Memorandum of Understanding
A memorandum of understanding (MOU) can be extremely useful for advancing and formalizing community-academic partnerships, especially community-engaged research partnerships. Whether you have an established partnership or are just beginning one, it’s never too late to create a MOU! A MOU typically requires addressing several key aspects of operationalizing a partnership, including: leadership roles, project direction, payments, dissemination of partnership findings, and data collection, ownership, storage and use. Creating an MOU to reflect the mutual goals, responsibilities and benefits of and to each partner has many benefits.
A written document not only serves to clarify and record the expectations and terms associated with an agreement, it can be invaluable if there is turnover in partners, and/or disagreements arise during project implementation. Such a document can also be useful to orient new individuals who enter an established partnership.
Questions to consider when advancing a partnership
CCHE staff have assisted researchers and community members with developing MOUs. We would be happy to share our resources and expertise during a consultation! Your brainstorming on the queries below prior to visiting us will assist us with providing you a tailored consultation experience.
Questions to consider when advancing a partnership:
- Who is this agreement/memorandum between? Who are your partners?
- Are the roles and responsibilities of each partner clear? Is everyone comfortable with these?
- Who is the director of this project? Are there multiple leaders? If so, how do their responsibilities differ and/or overlap?
- What are the scope and goals of the project?

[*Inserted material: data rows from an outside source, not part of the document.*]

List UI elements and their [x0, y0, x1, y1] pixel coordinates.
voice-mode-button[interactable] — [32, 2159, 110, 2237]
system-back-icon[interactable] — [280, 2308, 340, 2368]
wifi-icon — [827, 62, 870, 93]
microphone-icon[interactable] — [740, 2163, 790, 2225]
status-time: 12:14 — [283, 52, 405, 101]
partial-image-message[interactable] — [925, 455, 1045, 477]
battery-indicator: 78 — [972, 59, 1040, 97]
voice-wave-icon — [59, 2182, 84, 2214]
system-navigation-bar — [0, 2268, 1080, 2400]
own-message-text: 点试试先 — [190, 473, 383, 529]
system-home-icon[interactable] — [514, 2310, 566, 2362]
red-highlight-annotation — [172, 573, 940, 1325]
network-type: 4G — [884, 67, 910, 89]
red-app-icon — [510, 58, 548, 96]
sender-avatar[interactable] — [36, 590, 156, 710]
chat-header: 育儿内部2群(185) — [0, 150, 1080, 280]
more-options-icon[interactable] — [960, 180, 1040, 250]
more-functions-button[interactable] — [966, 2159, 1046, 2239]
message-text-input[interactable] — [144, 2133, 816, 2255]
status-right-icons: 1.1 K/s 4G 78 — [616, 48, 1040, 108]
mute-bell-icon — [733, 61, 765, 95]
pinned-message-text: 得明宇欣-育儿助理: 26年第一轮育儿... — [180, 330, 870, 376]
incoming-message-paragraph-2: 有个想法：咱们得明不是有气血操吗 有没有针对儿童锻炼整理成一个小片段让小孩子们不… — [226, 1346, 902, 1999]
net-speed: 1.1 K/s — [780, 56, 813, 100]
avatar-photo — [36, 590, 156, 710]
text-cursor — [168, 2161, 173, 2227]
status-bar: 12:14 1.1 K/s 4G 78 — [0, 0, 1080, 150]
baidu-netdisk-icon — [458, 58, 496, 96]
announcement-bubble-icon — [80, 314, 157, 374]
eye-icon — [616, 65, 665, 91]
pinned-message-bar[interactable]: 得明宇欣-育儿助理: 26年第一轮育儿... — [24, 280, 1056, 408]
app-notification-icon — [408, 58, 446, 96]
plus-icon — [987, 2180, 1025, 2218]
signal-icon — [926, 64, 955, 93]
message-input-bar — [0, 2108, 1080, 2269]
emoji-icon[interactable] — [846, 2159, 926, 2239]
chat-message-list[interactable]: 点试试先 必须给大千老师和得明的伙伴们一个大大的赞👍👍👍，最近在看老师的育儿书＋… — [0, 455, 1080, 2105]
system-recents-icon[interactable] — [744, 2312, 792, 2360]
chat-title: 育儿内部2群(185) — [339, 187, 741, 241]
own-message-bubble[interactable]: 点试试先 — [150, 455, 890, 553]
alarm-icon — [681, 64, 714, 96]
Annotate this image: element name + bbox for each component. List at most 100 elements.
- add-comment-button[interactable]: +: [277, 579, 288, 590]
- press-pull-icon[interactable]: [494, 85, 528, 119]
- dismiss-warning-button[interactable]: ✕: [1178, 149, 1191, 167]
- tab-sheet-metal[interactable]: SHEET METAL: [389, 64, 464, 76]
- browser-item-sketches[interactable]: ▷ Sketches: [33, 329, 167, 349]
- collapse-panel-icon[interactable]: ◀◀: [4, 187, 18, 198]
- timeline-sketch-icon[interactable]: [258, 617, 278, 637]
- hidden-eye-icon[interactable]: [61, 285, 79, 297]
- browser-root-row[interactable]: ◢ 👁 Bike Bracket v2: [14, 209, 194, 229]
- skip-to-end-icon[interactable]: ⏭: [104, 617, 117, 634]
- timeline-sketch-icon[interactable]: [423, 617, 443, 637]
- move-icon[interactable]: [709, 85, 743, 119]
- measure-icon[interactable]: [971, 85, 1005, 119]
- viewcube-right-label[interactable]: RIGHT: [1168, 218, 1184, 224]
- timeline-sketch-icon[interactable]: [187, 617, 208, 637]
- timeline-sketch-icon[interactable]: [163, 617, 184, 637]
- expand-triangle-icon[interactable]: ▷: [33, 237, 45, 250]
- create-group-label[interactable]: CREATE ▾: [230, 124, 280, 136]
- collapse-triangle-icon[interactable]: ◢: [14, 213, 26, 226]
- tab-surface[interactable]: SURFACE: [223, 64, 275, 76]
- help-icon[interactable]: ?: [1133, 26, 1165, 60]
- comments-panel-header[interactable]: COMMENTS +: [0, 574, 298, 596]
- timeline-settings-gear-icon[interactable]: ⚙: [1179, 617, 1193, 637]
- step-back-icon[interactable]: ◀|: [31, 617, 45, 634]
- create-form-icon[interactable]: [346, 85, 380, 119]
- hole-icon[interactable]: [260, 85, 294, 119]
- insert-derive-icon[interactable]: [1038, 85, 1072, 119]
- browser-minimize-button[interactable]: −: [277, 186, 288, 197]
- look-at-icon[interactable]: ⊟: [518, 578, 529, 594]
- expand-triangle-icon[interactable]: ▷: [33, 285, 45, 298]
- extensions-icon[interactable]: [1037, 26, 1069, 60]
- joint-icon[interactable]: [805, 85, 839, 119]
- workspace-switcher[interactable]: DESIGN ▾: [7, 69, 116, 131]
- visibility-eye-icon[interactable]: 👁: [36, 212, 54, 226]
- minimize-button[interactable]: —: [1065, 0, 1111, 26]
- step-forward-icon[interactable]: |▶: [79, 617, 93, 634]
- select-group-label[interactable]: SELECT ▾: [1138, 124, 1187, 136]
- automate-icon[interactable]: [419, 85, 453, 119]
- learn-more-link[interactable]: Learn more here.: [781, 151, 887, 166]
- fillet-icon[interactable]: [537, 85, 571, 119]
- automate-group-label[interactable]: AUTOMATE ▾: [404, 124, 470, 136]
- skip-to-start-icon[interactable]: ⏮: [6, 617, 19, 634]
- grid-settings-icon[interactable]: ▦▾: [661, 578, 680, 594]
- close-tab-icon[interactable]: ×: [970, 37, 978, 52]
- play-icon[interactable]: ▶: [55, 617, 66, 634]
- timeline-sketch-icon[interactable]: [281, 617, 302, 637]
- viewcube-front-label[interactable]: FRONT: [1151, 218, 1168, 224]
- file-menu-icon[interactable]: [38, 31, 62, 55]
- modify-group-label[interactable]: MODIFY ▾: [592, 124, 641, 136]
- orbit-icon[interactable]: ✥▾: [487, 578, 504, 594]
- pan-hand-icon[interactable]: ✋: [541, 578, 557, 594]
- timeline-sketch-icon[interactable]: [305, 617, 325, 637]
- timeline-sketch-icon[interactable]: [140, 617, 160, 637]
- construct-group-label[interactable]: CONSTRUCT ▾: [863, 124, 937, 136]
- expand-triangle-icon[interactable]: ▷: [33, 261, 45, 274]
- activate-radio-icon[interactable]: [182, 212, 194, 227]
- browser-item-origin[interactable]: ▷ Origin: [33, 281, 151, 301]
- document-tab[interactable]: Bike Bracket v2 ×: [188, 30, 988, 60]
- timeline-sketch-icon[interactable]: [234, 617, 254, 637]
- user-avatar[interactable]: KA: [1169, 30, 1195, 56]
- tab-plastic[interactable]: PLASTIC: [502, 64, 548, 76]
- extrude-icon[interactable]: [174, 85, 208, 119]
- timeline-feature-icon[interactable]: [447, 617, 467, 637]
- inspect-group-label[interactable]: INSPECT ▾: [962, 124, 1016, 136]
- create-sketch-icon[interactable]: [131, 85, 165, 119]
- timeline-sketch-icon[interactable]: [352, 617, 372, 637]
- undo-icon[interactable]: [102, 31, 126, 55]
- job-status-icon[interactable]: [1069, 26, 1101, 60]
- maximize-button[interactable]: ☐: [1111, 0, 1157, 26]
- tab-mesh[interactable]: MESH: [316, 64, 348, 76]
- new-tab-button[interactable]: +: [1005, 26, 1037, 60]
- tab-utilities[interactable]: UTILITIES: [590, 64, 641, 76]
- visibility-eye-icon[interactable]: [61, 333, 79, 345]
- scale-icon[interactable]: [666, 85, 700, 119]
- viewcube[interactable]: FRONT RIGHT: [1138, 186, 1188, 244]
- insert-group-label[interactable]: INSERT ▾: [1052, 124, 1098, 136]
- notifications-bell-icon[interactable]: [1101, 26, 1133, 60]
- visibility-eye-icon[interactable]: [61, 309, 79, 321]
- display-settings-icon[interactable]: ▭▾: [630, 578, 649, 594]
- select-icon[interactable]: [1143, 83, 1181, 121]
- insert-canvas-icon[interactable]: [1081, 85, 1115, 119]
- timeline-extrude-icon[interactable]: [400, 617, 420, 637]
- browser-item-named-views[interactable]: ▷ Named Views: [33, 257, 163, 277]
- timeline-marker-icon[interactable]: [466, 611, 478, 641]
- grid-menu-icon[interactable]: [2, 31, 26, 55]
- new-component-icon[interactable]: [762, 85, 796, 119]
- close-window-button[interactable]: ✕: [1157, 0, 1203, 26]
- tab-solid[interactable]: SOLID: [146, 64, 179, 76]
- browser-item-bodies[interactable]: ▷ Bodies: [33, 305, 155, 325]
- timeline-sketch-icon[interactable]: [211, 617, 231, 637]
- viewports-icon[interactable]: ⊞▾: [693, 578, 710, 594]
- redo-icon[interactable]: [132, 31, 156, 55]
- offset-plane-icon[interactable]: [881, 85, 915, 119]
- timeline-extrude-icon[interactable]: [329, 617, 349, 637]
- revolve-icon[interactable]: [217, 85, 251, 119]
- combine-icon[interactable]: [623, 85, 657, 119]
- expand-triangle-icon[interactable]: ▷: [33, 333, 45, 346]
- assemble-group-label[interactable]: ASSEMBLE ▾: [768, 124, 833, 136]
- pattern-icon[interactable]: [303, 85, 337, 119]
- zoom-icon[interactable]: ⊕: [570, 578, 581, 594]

- What is the duration (start and end time) of the project?
- What type(s) of payment will occur?
- How/Will partners be reimbursed for expenses?
- What process will allow partners to submit invoices appropriately?
Dissemination of partnership findings, data collection, ownership, storage and use
- Are confidentiality agreements needed?
- Will either/both partner wish to disseminate/publish findings?
- How will project data be stored, and who will have access to use this data?